For fans of “Buffy,” the past week has been heartbreaking. One by one, I’ve been waiting for each cast member to respond. Fans are still waiting to hear from Alyson Hannigan, who also starred in “How I Met Your Mother” (2005-2014) (also created by Wesleyan alumni Carter Bays ‘97 and Craig Thomas ‘97). One of the best elements of “Buffy” is the camaraderie between characters; facing seemingly insurmountable obstacles, this group of coolly-dressed friends is one of the best teams on television.

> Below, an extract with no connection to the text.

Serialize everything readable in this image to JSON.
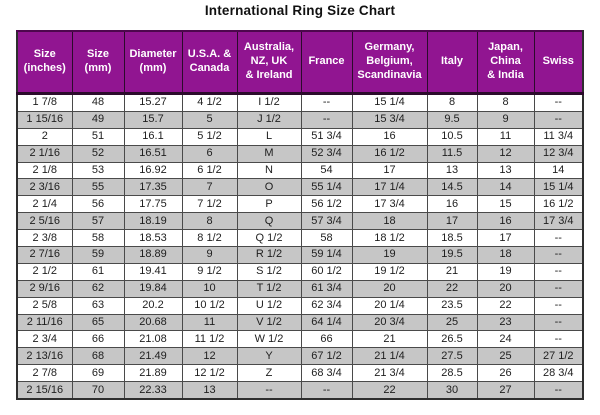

To know that the cast was not as happy filming the show as I am when I watch it is devastating.
Of course, this issue extends beyond fans dealing with disappointment: according to these allegations, Whedon was an abusive boss and husband and directly harmed people in his life. The allegations of Ray Fisher, the “Buffy” cast, and Kai Cole are helping to counter the narrative of unabashed male feminism that he has profited off of for so long. Although more people are coming forward to tell their stories, including a recent one from a “Firefly” writer, Jose Molina, who claims that Whedon bragged about making female writers cry, there are many that may never be heard.
Whedon has not commented on these accusations. It seems he no longer wants to talk about contradictions.